Lupiac – Les parfums exquis de Louis XIV

Scan Illustration mode Grand siècle 1bis principale.jpg

Un spécialiste les a reconstitués pour le Festival d’Artagnan le 14 août

Mis à jour le 21 août 2016 avec le conférencier

André Chauvière (né en 1945) a fait toute sa carrière dans l’industrie et l’artisanat du parfum. Sous l’habit de l’apothicaire du Grand siècle, il a présenté les plus exquises fragrances de l’époque de Louis XIV, reconstituées par lui-même, tout en expliquant leur composition. Et, avec son épouse, également en vêtements d’époque, il a proposé aux chalands plusieurs parfums reconstitués de cette époque, comme « l’eau d’ange du parfumeur royal ». Puis, dans l’après-midi de cette belle journée, il a prononcé une conférence sur ces parfums.

Il y a eu un tournant considérable au XVIIe siècle dans la fabrication des parfums : le mariage des arômes et de l’alcool, dont la distillation a pris de l’ampleur à la fin du XVIe siècle. Et le conférencier de faire sentir par son public des bandes de papier imprégnées successivement d’ambre gris, de musc et de civette, trois fragrances de base. L’ambre gris est issu de déjections des cachalots, le musc est extrait des glandes porte-musc du chevrotain – un cervidé de Sibérie. Quant à la civette, elle porte des glandes similaires à l’odeur de musc et de fleurs. À l’époque, on la comptait parmi les chats sauvages et on en faisait l’élevage aux Pays-Bas.
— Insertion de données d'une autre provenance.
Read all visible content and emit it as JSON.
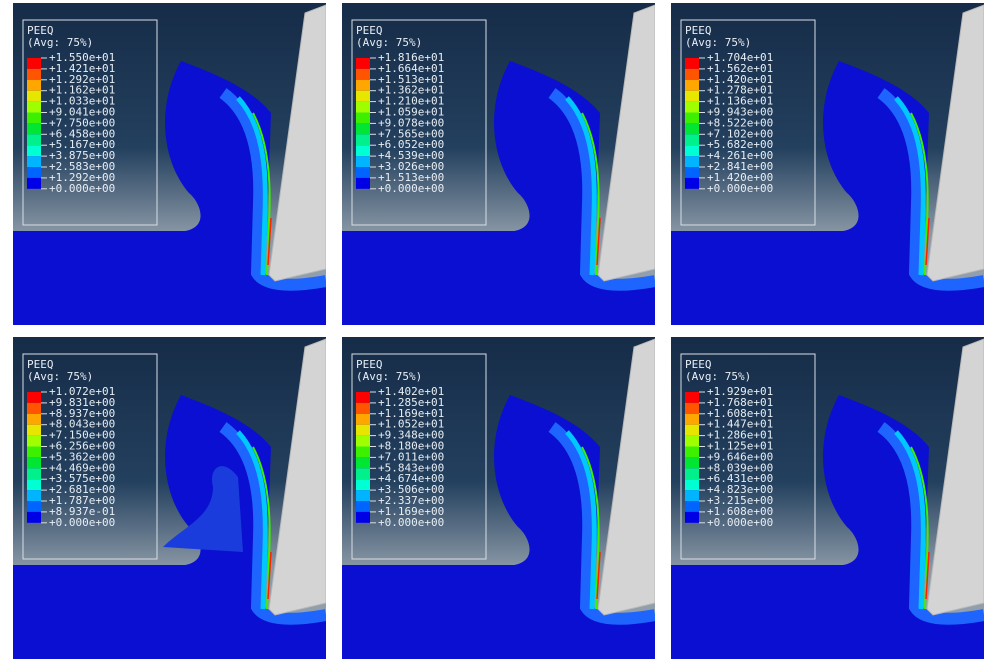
{
  "panels": [
    {
      "title": "PEEQ",
      "average": "(Avg: 75%)",
      "labels": [
        "+1.550e+01",
        "+1.421e+01",
        "+1.292e+01",
        "+1.162e+01",
        "+1.033e+01",
        "+9.041e+00",
        "+7.750e+00",
        "+6.458e+00",
        "+5.167e+00",
        "+3.875e+00",
        "+2.583e+00",
        "+1.292e+00",
        "+0.000e+00"
      ]
    },
    {
      "title": "PEEQ",
      "average": "(Avg: 75%)",
      "labels": [
        "+1.816e+01",
        "+1.664e+01",
        "+1.513e+01",
        "+1.362e+01",
        "+1.210e+01",
        "+1.059e+01",
        "+9.078e+00",
        "+7.565e+00",
        "+6.052e+00",
        "+4.539e+00",
        "+3.026e+00",
        "+1.513e+00",
        "+0.000e+00"
      ]
    },
    {
      "title": "PEEQ",
      "average": "(Avg: 75%)",
      "labels": [
        "+1.704e+01",
        "+1.562e+01",
        "+1.420e+01",
        "+1.278e+01",
        "+1.136e+01",
        "+9.943e+00",
        "+8.522e+00",
        "+7.102e+00",
        "+5.682e+00",
        "+4.261e+00",
        "+2.841e+00",
        "+1.420e+00",
        "+0.000e+00"
      ]
    },
    {
      "title": "PEEQ",
      "average": "(Avg: 75%)",
      "labels": [
        "+1.072e+01",
        "+9.831e+00",
        "+8.937e+00",
        "+8.043e+00",
        "+7.150e+00",
        "+6.256e+00",
        "+5.362e+00",
        "+4.469e+00",
        "+3.575e+00",
        "+2.681e+00",
        "+1.787e+00",
        "+8.937e-01",
        "+0.000e+00"
      ]
    },
    {
      "title": "PEEQ",
      "average": "(Avg: 75%)",
      "labels": [
        "+1.402e+01",
        "+1.285e+01",
        "+1.169e+01",
        "+1.052e+01",
        "+9.348e+00",
        "+8.180e+00",
        "+7.011e+00",
        "+5.843e+00",
        "+4.674e+00",
        "+3.506e+00",
        "+2.337e+00",
        "+1.169e+00",
        "+0.000e+00"
      ]
    },
    {
      "title": "PEEQ",
      "average": "(Avg: 75%)",
      "labels": [
        "+1.929e+01",
        "+1.768e+01",
        "+1.608e+01",
        "+1.447e+01",
        "+1.286e+01",
        "+1.125e+01",
        "+9.646e+00",
        "+8.039e+00",
        "+6.431e+00",
        "+4.823e+00",
        "+3.215e+00",
        "+1.608e+00",
        "+0.000e+00"
      ]
    }
  ]
}
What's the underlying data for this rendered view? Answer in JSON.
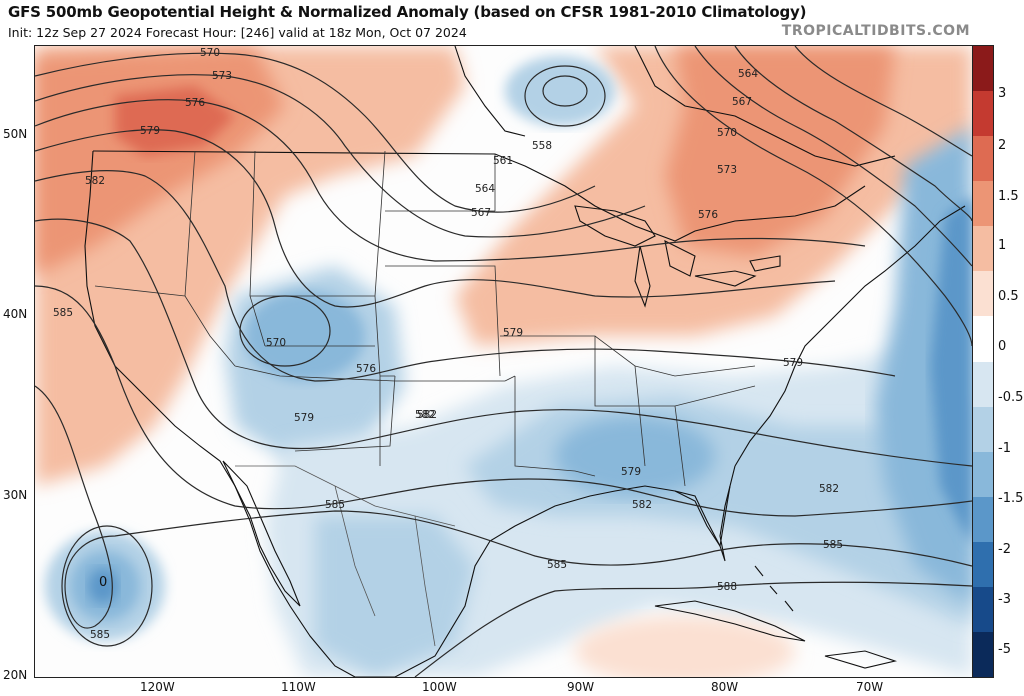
{
  "header": {
    "title": "GFS 500mb Geopotential Height & Normalized Anomaly (based on CFSR 1981-2010 Climatology)",
    "subtitle": "Init: 12z Sep 27 2024   Forecast Hour: [246]   valid at 18z Mon, Oct 07 2024",
    "brand": "TROPICALTIDBITS.COM"
  },
  "axes": {
    "lat_labels": [
      "50N",
      "40N",
      "30N",
      "20N"
    ],
    "lon_labels": [
      "120W",
      "110W",
      "100W",
      "90W",
      "80W",
      "70W"
    ]
  },
  "colorbar": {
    "ticks": [
      "3",
      "2",
      "1.5",
      "1",
      "0.5",
      "0",
      "-0.5",
      "-1",
      "-1.5",
      "-2",
      "-3",
      "-5"
    ],
    "colors": [
      "#8b1a1a",
      "#c43a30",
      "#de6b52",
      "#ec9575",
      "#f5bda2",
      "#fbe0d2",
      "#ffffff",
      "#d7e6f1",
      "#b3d1e6",
      "#89b8da",
      "#5b97c9",
      "#2f6fae",
      "#174a8a",
      "#0b2a5a"
    ]
  },
  "contours": {
    "labels": [
      "570",
      "573",
      "576",
      "579",
      "582",
      "585",
      "564",
      "567",
      "570",
      "573",
      "576",
      "561",
      "558",
      "564",
      "567",
      "570",
      "576",
      "579",
      "582",
      "579",
      "582",
      "582",
      "585",
      "585",
      "585",
      "588",
      "579",
      "579",
      "582",
      "585"
    ]
  },
  "map": {
    "region": "CONUS / North America"
  }
}
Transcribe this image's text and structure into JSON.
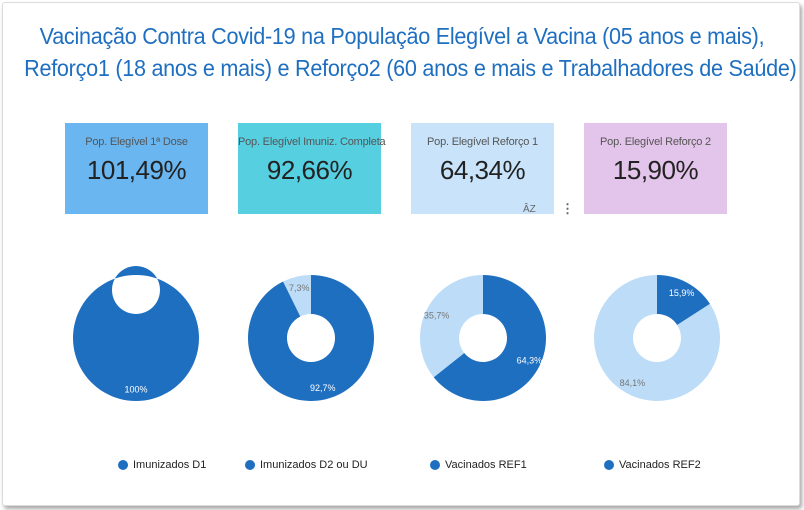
{
  "title": {
    "line1": "Vacinação Contra Covid-19 na População Elegível a Vacina (05 anos e mais),",
    "line2": "Reforço1 (18 anos e mais) e Reforço2 (60 anos e mais e Trabalhadores de Saúde)"
  },
  "kpis": [
    {
      "label": "Pop. Elegível 1ª Dose",
      "value": "101,49%",
      "color": "#6ab6f0"
    },
    {
      "label": "Pop. Elegível Imuniz. Completa",
      "value": "92,66%",
      "color": "#56cfe1"
    },
    {
      "label": "Pop. Elegível Reforço 1",
      "value": "64,34%",
      "color": "#c9e4fa"
    },
    {
      "label": "Pop. Elegível Reforço 2",
      "value": "15,90%",
      "color": "#e3c4ea"
    }
  ],
  "controls": {
    "sort_icon": "sort-az-icon",
    "sort_label": "ÂZ",
    "menu_icon": "kebab-menu-icon",
    "menu_label": "⋮"
  },
  "colors": {
    "primary": "#1f6fc1",
    "secondary": "#bcdcf7"
  },
  "chart_data": [
    {
      "type": "pie",
      "series": [
        {
          "name": "Imunizados D1",
          "values": [
            100
          ]
        }
      ],
      "labels": [
        "100%"
      ]
    },
    {
      "type": "pie",
      "series": [
        {
          "name": "Imunizados D2 ou DU",
          "values": [
            92.7,
            7.3
          ]
        }
      ],
      "labels": [
        "92,7%",
        "7,3%"
      ]
    },
    {
      "type": "pie",
      "series": [
        {
          "name": "Vacinados REF1",
          "values": [
            64.3,
            35.7
          ]
        }
      ],
      "labels": [
        "64,3%",
        "35,7%"
      ]
    },
    {
      "type": "pie",
      "series": [
        {
          "name": "Vacinados REF2",
          "values": [
            15.9,
            84.1
          ]
        }
      ],
      "labels": [
        "15,9%",
        "84,1%"
      ]
    }
  ]
}
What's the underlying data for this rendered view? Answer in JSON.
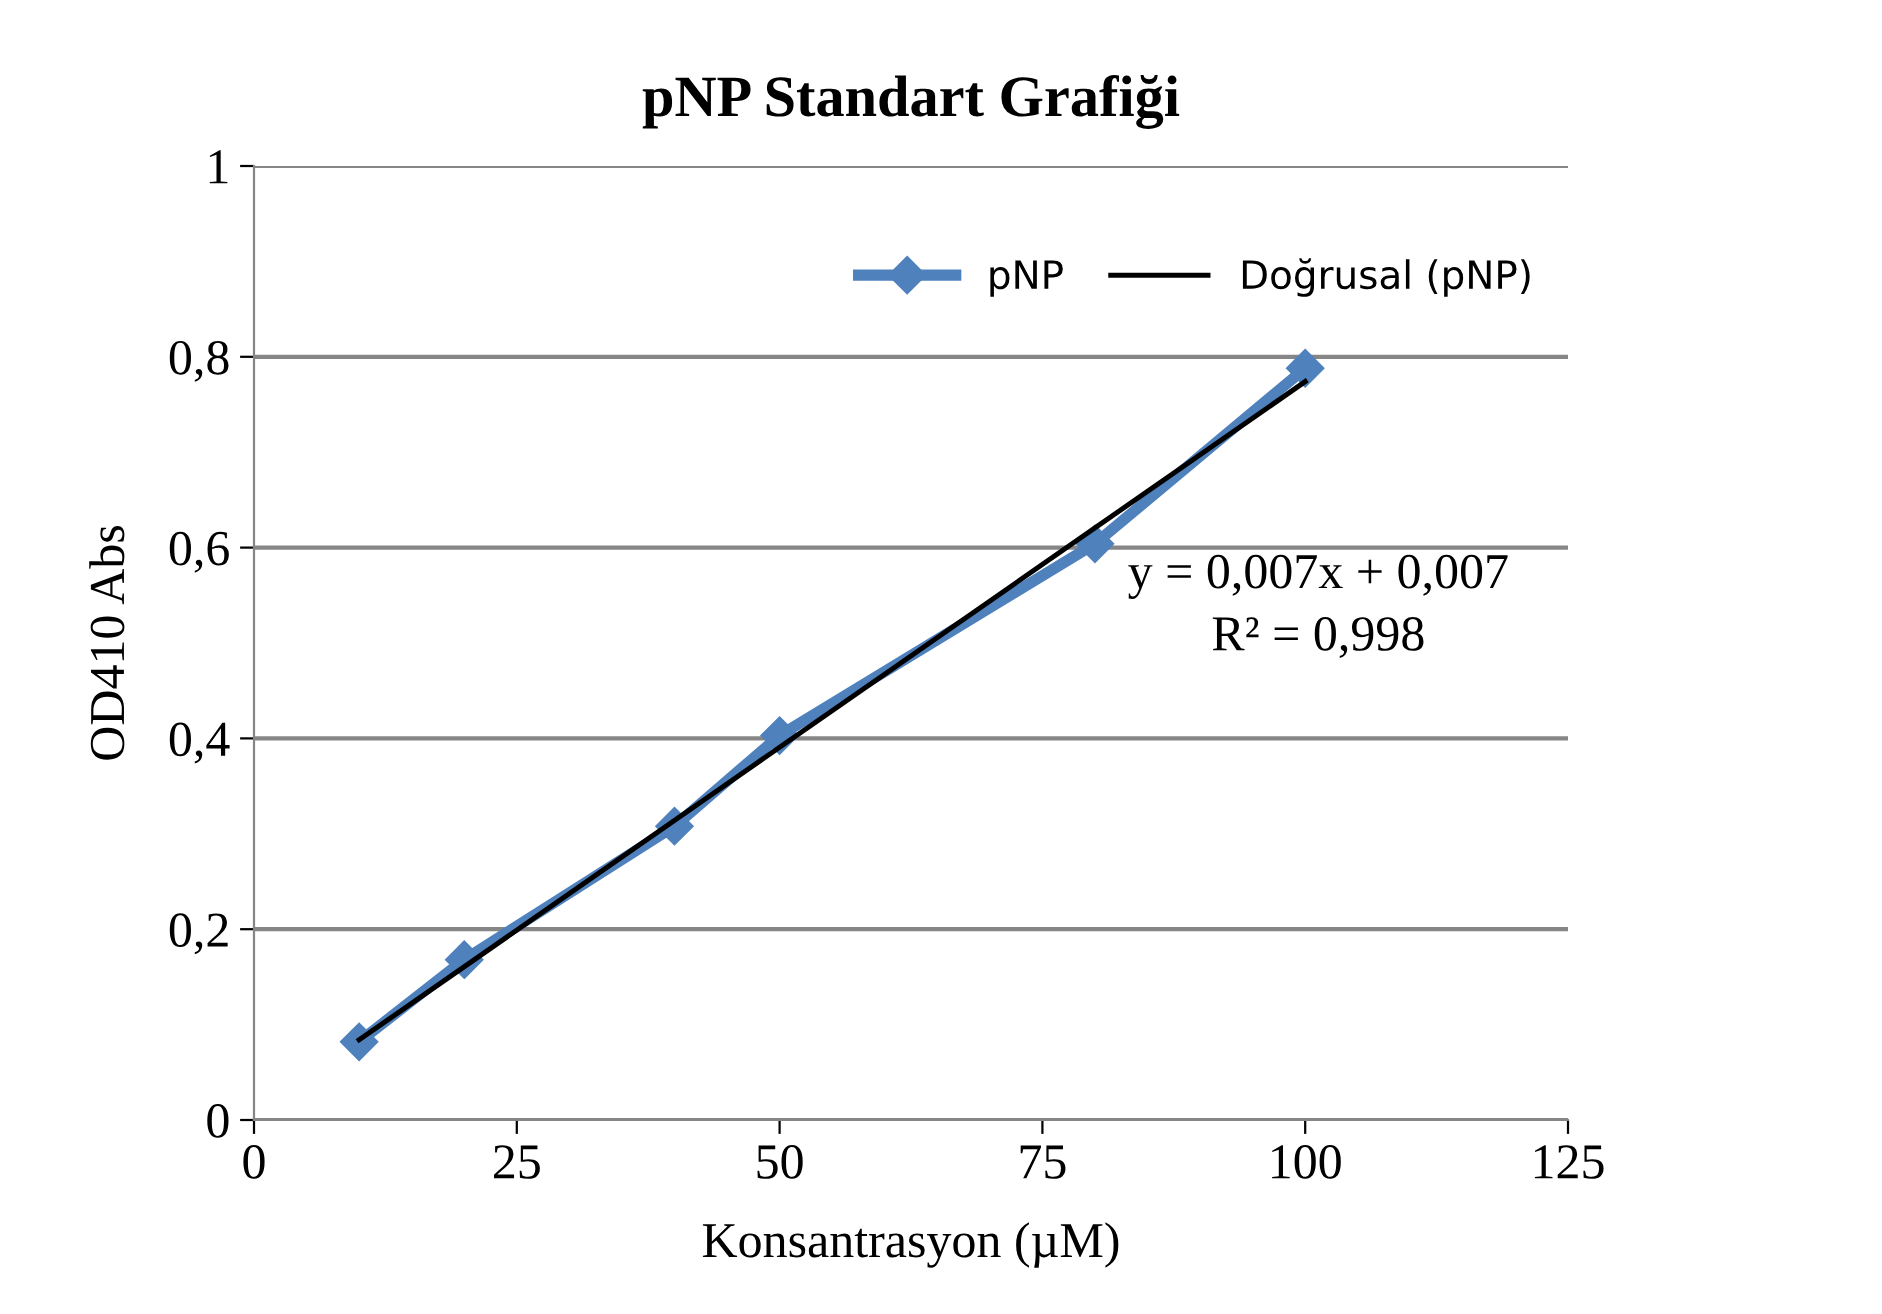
{
  "chart_data": {
    "type": "line",
    "title": "pNP Standart Grafiği",
    "xlabel": "Konsantrasyon (µM)",
    "ylabel": "OD410 Abs",
    "series": [
      {
        "name": "pNP",
        "color": "#4f81bd",
        "x": [
          10,
          20,
          40,
          50,
          80,
          100
        ],
        "values": [
          0.082,
          0.168,
          0.308,
          0.403,
          0.604,
          0.788
        ],
        "marker": "diamond"
      },
      {
        "name": "Doğrusal (pNP)",
        "type": "line",
        "color": "#000000",
        "x": [
          10,
          100
        ],
        "values": [
          0.084,
          0.774
        ],
        "marker": "none"
      }
    ],
    "xlim": [
      0,
      125
    ],
    "xticks": [
      0,
      25,
      50,
      75,
      100,
      125
    ],
    "ylim": [
      0,
      1
    ],
    "yticks": [
      0,
      {
        "value": 0.2,
        "label": "0,2"
      },
      {
        "value": 0.4,
        "label": "0,4"
      },
      {
        "value": 0.6,
        "label": "0,6"
      },
      {
        "value": 0.8,
        "label": "0,8"
      },
      1
    ],
    "grid": "y",
    "legend": "top right",
    "annotations": [
      "y = 0,007x + 0,007",
      "R² = 0,998"
    ]
  }
}
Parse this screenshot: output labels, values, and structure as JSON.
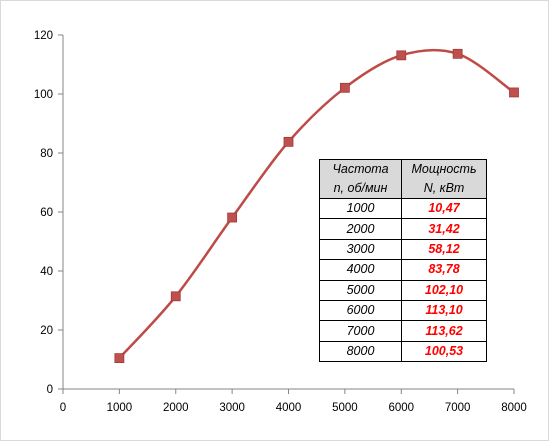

L’eau d’ange du parfumeur royal

Et voilà qu’arrive en France venant d’Italie, sous le terme générique "d'eaux d'ange" -  un symbole de la Renaissance italienne - cette « eau », connue en France  sous le nom « d’eau d’ange du parfumeur royal ». Elle allie aux matières citées ci-dessus du benjoin, du storax et des épices comme la cannelle et la muscade. Le benjoin et le storax sont issus de grands arbres (ou baumiers) d'Extrême-Orient ( ce sont des résines sous forme de "larmes") reçus par échange de cadeaux entre souverains. Les seigneurs et les dames « de condition » (nobles) en appliquent sur leurs gants, leurs habits et leur peau.

Un grand nombre de parfums imitant cette eau d’ange sont créés. Un autre parfum de l’époque est digne d’intérêt : c’est « l’eau d’ange vénitienne », proche de l’eau d’ange du parfumeur royal, mais avec une addition d’eau de rose. Le conférencier cite aussi « l’eau de rose musquée », fabriquée avec des roses de Damas, d’où l’on extrait encore aujourd’hui les huiles essentielles pour la parfumerie.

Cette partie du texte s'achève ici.